A look at The Golden Girls’ records disproves any claims that fans don’t want to see elderly folks on TV. For the first five years, the program was among the top ten most-watched shows in the United States every week. Every year throughout those years, all four stars were nominated for Emmys.
While it seemed to be a basic comedy with a laugh track, the program was astoundingly brave about everything from elderly sex to death in a manner that no other show had been before, and it was adored by people of all ages. “I think we were just truly funny,” White said simply and rightly, summarizing the show’s popularity.
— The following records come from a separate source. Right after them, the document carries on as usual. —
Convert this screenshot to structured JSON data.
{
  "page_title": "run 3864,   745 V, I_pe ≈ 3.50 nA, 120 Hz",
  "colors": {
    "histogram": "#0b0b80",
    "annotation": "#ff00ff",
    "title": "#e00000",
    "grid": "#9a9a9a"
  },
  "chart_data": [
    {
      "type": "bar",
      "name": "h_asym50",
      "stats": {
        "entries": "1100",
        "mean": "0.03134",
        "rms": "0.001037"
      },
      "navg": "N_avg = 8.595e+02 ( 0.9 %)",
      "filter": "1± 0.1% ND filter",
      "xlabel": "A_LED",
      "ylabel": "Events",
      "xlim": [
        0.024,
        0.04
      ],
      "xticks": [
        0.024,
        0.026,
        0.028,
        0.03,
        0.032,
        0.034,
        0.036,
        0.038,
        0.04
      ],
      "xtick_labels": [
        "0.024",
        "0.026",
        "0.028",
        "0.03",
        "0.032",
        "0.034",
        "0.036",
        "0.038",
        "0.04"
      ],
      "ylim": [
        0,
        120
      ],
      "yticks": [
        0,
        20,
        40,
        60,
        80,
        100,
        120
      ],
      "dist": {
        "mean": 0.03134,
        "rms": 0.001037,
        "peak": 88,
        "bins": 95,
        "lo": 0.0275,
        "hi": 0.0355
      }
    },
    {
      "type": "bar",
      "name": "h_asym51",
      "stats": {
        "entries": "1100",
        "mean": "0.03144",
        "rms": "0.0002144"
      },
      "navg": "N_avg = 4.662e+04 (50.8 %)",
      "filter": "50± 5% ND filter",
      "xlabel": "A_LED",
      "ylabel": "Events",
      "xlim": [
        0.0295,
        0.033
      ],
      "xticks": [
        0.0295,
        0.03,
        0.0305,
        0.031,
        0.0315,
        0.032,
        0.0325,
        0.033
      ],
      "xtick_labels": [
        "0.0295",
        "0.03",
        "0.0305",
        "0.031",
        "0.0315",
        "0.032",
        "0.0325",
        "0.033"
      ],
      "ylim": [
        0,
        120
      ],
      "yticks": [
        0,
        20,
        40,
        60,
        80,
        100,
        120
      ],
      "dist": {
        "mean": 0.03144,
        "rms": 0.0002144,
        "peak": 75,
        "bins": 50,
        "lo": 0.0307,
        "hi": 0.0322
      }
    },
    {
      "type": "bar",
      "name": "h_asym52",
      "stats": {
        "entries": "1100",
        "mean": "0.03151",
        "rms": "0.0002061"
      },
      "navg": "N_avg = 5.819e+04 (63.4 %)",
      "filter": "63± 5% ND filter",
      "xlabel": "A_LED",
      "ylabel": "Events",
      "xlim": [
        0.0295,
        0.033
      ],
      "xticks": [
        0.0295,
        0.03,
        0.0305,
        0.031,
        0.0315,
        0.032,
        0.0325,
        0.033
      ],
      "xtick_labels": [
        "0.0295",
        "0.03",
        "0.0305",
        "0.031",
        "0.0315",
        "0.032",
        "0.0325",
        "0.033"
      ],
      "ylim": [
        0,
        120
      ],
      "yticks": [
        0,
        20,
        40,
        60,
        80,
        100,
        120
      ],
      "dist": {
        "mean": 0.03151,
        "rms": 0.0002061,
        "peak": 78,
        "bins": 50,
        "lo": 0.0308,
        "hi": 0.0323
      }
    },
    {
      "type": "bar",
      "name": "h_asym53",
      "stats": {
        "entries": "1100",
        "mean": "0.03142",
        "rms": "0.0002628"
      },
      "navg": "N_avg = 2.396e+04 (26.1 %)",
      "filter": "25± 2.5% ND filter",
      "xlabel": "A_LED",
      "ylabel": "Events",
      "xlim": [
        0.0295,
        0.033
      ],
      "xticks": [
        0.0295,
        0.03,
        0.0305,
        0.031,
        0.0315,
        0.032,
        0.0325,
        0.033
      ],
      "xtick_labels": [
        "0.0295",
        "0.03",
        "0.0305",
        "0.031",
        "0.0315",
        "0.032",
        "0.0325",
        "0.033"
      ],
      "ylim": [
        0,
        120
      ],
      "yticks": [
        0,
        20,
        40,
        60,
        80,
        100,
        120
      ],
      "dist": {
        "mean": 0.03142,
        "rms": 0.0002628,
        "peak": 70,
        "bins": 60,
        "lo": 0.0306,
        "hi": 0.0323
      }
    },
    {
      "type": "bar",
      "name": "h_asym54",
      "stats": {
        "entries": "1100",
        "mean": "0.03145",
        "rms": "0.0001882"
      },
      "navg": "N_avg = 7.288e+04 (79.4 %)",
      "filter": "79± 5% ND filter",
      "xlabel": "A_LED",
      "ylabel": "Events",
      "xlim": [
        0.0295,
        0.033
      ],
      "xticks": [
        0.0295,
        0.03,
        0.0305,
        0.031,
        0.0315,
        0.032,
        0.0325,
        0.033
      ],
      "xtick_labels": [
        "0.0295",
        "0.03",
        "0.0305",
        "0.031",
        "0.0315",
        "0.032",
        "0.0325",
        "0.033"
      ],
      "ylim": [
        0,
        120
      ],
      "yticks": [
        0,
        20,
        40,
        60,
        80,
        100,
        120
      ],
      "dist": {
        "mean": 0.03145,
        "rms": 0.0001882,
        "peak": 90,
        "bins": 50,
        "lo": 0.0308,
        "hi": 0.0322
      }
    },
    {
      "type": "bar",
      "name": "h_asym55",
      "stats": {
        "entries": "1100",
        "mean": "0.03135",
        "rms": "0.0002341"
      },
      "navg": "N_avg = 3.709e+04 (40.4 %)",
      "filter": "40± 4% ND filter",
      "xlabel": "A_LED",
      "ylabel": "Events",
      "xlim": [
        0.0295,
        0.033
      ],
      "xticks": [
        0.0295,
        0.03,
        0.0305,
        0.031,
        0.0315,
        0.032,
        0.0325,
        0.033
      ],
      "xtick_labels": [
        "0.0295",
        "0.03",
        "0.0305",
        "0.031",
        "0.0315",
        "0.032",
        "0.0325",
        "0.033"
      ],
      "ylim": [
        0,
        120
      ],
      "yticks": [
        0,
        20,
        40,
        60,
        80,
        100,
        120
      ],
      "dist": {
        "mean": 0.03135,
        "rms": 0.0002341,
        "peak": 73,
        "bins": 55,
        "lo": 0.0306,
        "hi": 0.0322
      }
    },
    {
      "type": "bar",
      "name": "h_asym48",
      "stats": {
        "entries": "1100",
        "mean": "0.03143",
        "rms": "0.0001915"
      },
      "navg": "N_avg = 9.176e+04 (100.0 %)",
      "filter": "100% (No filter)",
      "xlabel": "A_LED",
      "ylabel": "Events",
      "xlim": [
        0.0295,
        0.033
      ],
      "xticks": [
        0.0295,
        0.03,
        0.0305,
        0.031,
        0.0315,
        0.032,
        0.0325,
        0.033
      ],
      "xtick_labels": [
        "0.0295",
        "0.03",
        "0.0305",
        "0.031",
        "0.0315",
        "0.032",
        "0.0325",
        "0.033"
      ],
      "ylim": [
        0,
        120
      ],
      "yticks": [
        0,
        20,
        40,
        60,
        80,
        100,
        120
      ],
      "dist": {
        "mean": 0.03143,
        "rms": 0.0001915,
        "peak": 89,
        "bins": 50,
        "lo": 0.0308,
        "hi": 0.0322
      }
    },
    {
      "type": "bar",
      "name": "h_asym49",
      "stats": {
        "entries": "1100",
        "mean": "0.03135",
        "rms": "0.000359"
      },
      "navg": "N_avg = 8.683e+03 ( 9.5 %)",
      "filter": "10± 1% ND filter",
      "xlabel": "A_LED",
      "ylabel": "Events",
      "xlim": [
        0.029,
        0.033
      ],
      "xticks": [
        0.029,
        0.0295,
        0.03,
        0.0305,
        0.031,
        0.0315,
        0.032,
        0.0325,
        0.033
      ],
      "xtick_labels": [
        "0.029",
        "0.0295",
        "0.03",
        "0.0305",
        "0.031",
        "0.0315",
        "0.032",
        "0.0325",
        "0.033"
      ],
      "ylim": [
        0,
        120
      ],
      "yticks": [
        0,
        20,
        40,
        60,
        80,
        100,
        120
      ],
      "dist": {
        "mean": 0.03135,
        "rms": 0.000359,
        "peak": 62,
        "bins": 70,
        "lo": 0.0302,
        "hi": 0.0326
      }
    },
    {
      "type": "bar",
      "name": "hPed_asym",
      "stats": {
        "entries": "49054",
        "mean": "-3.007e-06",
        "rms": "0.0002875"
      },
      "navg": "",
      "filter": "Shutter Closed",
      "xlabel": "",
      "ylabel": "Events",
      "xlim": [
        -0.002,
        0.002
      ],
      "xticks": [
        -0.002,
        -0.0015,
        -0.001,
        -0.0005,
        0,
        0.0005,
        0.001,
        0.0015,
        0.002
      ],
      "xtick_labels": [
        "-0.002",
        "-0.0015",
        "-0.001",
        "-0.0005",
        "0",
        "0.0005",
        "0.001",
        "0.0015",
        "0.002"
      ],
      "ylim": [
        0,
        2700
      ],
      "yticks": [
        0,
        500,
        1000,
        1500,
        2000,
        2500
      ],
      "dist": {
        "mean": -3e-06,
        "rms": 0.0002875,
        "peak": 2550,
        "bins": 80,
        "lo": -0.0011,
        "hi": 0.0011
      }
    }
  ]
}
It may be said that everyone who works in the entertainment industry for a long time becomes a legend and a treasure. But, as a cursory survey at the numerous lost TV legends of the past demonstrates, this is simply not true (when Mary Tyler Moore died in 2016 many were surprised she was even still around).
White’s durability is undeniable; she was 93 years old when her latest comedy, Hot in Cleveland, concluded.
But she was more than just a product of wonderful genes. She was a true trouper in the sense that she was willing to go along with anything for the sake of the joke, whether it was tap dancing (brilliantly) in shorts on The Golden Girls in her 60s or making jokes about her “salty muffin” on Saturday Night Live in her 90s.
She was a workaholic, and her love of work was part of the reason her second marriage failed after two years in 1949, and it was also how she got through the pain when Ludden died in 1981. She was, however, an early follower of the notion of celebrity: she saw the importance of making her personality her brand before many others, and the question of how near it was to reality became irrelevant.
With her skill, reality was a non-issue.